Forever the gentleman, Lampard graciously settled in as a defensive midfielder ready to carry out the unglamorous work the rest of his team seemed not to relish doing. He excelled there too, helping shoring up a leaky defense and restoring pride to a club that had been shipping in goals by the truckload in his absence. Lampard seems willing to go the Ryan Giggs and Paul Scholes route, being phased out as opposed to exiting with the door slamming behind him.

It’s worked well for United. It ought to do just fine for Chelsea too.

But Lampard is an altogether different kind of player, as compared to the sometimes-central and sometimes-peripheral Giggs. There is no ‘reduced role’ mode for Lampard. He isn’t the kind of player you bring on, with 20 minutes to go on the clock, and the side on the ropes. Lampard isn’t 5-hour Energy, he’s a 5-course meal. He isn’t a quick fix to a team’s predicament, he’s the stalwart who ensures the team doesn’t get to that sorry point.

And that is Chelsea’s tragic dilemma. It’s an all or nothing deal with their greatest star.

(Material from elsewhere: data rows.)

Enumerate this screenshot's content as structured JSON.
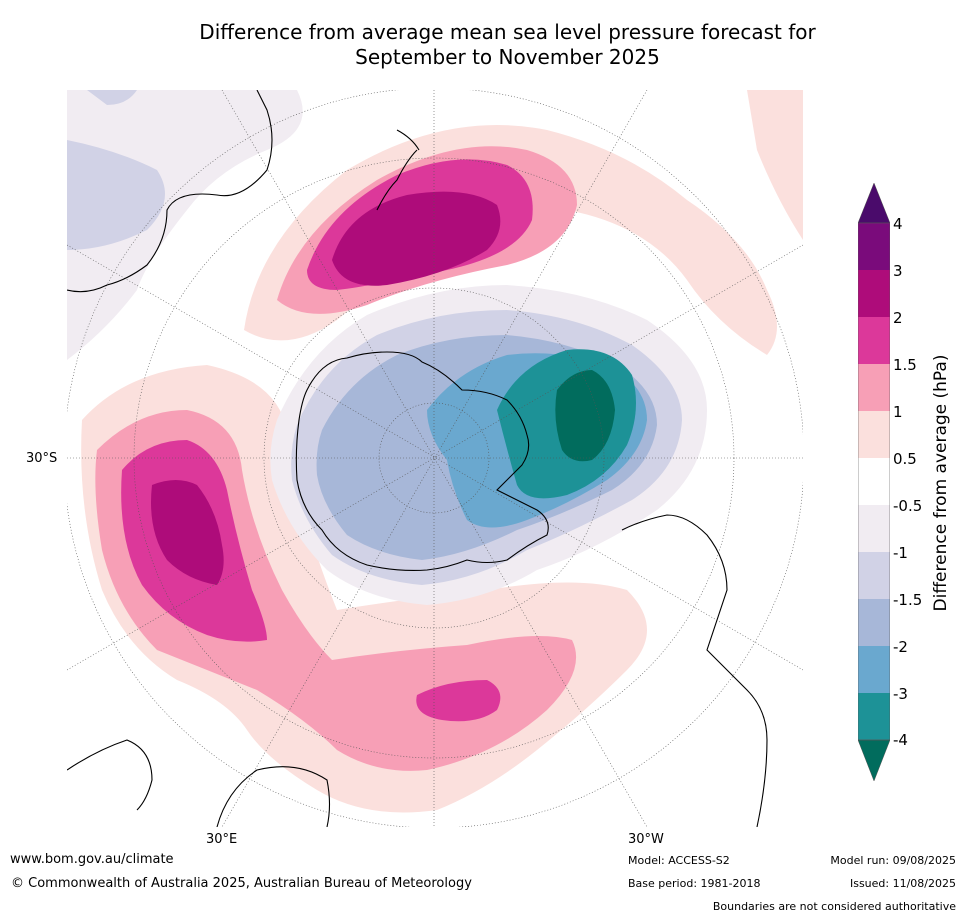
{
  "title_line1": "Difference from average mean sea level pressure forecast for",
  "title_line2": "September to November 2025",
  "map": {
    "projection": "south-polar-stereographic",
    "lat_label": "30°S",
    "lon_labels": {
      "east": "30°E",
      "west": "30°W"
    }
  },
  "colorbar": {
    "label": "Difference from average (hPa)",
    "ticks": [
      "4",
      "3",
      "2",
      "1.5",
      "1",
      "0.5",
      "-0.5",
      "-1",
      "-1.5",
      "-2",
      "-3",
      "-4"
    ],
    "colors_top_to_bottom": [
      "#4a0b6b",
      "#7a0b7b",
      "#ae0c7a",
      "#dc389a",
      "#f79fb6",
      "#fbe0dd",
      "#ffffff",
      "#f1ecf2",
      "#d1d2e6",
      "#a7b7d8",
      "#6aa8cf",
      "#1d9297",
      "#016c5d"
    ]
  },
  "footer": {
    "url": "www.bom.gov.au/climate",
    "copyright": "© Commonwealth of Australia 2025, Australian Bureau of Meteorology",
    "model": "Model: ACCESS-S2",
    "base_period": "Base period: 1981-2018",
    "model_run": "Model run: 09/08/2025",
    "issued": "Issued: 11/08/2025",
    "disclaimer": "Boundaries are not considered authoritative"
  }
}
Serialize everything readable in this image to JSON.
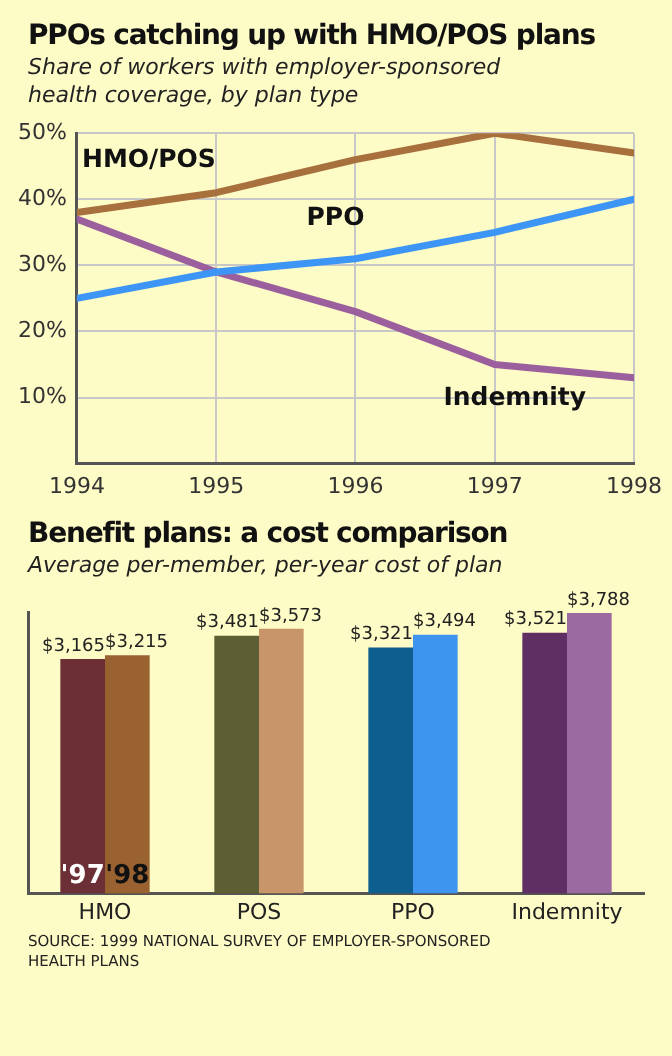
{
  "chart_data": [
    {
      "type": "line",
      "title": "PPOs catching up with HMO/POS plans",
      "subtitle": "Share of workers with employer-sponsored health coverage, by plan type",
      "x": [
        1994,
        1995,
        1996,
        1997,
        1998
      ],
      "xlim": [
        1994,
        1998
      ],
      "xticks": [
        1994,
        1995,
        1996,
        1997,
        1998
      ],
      "ylim": [
        0,
        50
      ],
      "yticks": [
        {
          "value": 10,
          "label": "10%"
        },
        {
          "value": 20,
          "label": "20%"
        },
        {
          "value": 30,
          "label": "30%"
        },
        {
          "value": 40,
          "label": "40%"
        },
        {
          "value": 50,
          "label": "50%"
        }
      ],
      "grid": true,
      "legend": false,
      "marker": "none",
      "line_style": "solid",
      "series": [
        {
          "name": "HMO/POS",
          "color": "#a8703c",
          "values": [
            38,
            41,
            46,
            50,
            47
          ]
        },
        {
          "name": "PPO",
          "color": "#3d95f5",
          "values": [
            25,
            29,
            31,
            35,
            40
          ]
        },
        {
          "name": "Indemnity",
          "color": "#9a5f9c",
          "values": [
            37,
            29,
            23,
            15,
            13
          ]
        }
      ]
    },
    {
      "type": "bar",
      "title": "Benefit plans: a cost comparison",
      "subtitle": "Average per-member, per-year cost of plan",
      "categories": [
        "HMO",
        "POS",
        "PPO",
        "Indemnity"
      ],
      "ylim": [
        0,
        3800
      ],
      "tick_labels": "x",
      "grid": false,
      "legend": false,
      "data_labels": true,
      "series": [
        {
          "name": "'97",
          "colors": [
            "#6b2f35",
            "#5b5f33",
            "#0e5f8f",
            "#5f2f63"
          ],
          "values": [
            3165,
            3481,
            3321,
            3521
          ],
          "value_labels": [
            "$3,165",
            "$3,481",
            "$3,321",
            "$3,521"
          ]
        },
        {
          "name": "'98",
          "colors": [
            "#9a6230",
            "#c8956a",
            "#3d95f0",
            "#9a6aa0"
          ],
          "values": [
            3215,
            3573,
            3494,
            3788
          ],
          "value_labels": [
            "$3,215",
            "$3,573",
            "$3,494",
            "$3,788"
          ]
        }
      ],
      "annotations": [
        "SOURCE: 1999 NATIONAL SURVEY OF EMPLOYER-SPONSORED HEALTH PLANS"
      ]
    }
  ]
}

The easiest decision to make would be to give Lampard a couple or more years at the club. But that will come at a heavy price – Lampard’s legs are on the wrong side of 30, and prone to injury. Another inevitable long injury layoff in the coming years and Chelsea’s season will crumble again taking with it the coaching staff’s careers and any chance of silverware.

Not Enough

As long as Lampard remains an option on the bench, this Chelsea side will not outgrow him. Lampard has gone from being the nucleus of the team, to its crutches. It’s unforgivable that a midfield boasting Juan Mata, Oscar, Eden Hazard, Mikel, Ramires, Marin and now Luiz are so dependent on Lampard, that any game without him is a recipe for disaster. It beggars belief that all of Chelsea’s millions spent on bolstering its midfield are no match for an £11 million purchase made way back in 2001.

Lampard may have saved Chelsea, but he’s also spoiled them. Instead of becoming the Chelsea midfield’s safety net, à la Giggs, he’s become their safety hammock. A catwalk of talented geniuses have waltzed in, eager to dazzle everyone with fancy tricks but content to let Lampard shoulder all the real responsibility.

That must stop now, because it will undoubtedly end someday.

His centrality to the team, is no longer backed by his age and physical condition. This experiment, despite its occasional flashes of brilliance, is destined to fail. Chelsea were never Mourinho’s team, they are Lampard’s. Without him, Chelsea curl up and wither without even the slightest semblance of a fight. If Chelsea do not learn to play without Lampard now, they probably never will. In the quietest of ways, Lampard has become the club.

And that is why he must go. Not because he isn’t good anymore. But because he is. Frighteningly so.